The object, known as NGC1052-DF2, was first recognized as a peculiar galaxy using the Dragonfly Telephoto Array, a groundbreaking instrument dedicated to searching for particularly faint objects. The team used 10 bright star clusters to work out its mass distribution and discovered that the mass of the galaxy was essentially the same as the mass of the stars in the galaxy.
The team followed up these observations with the Hubble Space Telescope which showed them a stunning object, an almost ghost-like galaxy. They also discovered that although DF2 is roughly the same size as the Milky Way (about 100,000 light-years across) it has 200 times fewer stars than our own galaxy. Estimates suggest that there should be 400 times more dark matter in DF2.
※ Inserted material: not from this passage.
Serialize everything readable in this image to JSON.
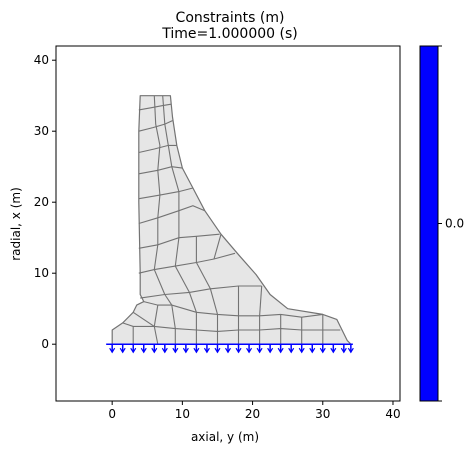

“Finding a galaxy without dark matter raises questions. Why is this? Is it because dark matter clumps in a different way than we thought in the early universe? Is it because we don’t really understand how dark matter behaves for these low-mass galaxies? Or is this just some weird object that formed in a way that is incredibly rare? We don’t know the answers yet. We don’t know how common this kind of galaxy is,” Professor van Dokkum explained.
“We have no good theory for how this particular object formed. People will have to make models on how to construct something like this that do not involve dark matter. The object is there. It’s calling out to us and saying ‘Hey! figure me out’. And that’s our job.”
While questions abound, we might also be getting some answers. Dark matter is the favorite theory to explain the universe but it is far from unique. There have been several proposals, some very rigorous, and some less so, suggesting that what we see as the effect of dark matter is actually the result of something missing from our gravitational models. These models claim that the laws of gravity might be different when applied to larger distances than we cannot calculate on Earth. Finding this galaxy is a terrible blow to those approaches.
“According to those kinds of models, this fake dark matter signature is because it’s part of the law of gravity,” Professor van Dokkum told us. “It is something that every galaxy should have. So even finding a single object that doesn’t have it is a huge problem for those models. Because it shows that the anomalies we see in other galaxies they indicate the presence of dark matter. Paradoxically, the fact we don’t detect dark matter in this galaxy is what shows that it’s real. It is a substance.”
The proportion of dark to regular matter in the universe. Some dark matter-rich galaxies have 400 times more dark matter than regular matter. NASA/ Wu, Hahn, Wechsler/ Abel, Kaehler (KIPAC)
The next step is to find out more about this object and determine whether it’s a unique galaxy or one that’s been missed due to its faintness.
“I think now, the hunt is on to see if this is a unique object or if there are more like it,” Professor van Dokkum pointed out. “We do even have some candidates among the small number of galaxies that we have observed. And then we’ll search in a larger area and I’m sure that other people will pick up this research area too, just to see how common these objects are.”
The researchers currently have 23 candidate objects seen by the Dragonfly telescope, and observations with Hubble suggest that some look like DF2. They are now trying to measure how things move in those galaxies to see if they lack dark matter as well. They hope to have some findings by the fall.
The hunt for dark matter is picking up speed. From complex detectors to new tech to these kinds of observations, we might be on the verge of finally uncovering the mysterious substance’s true nature.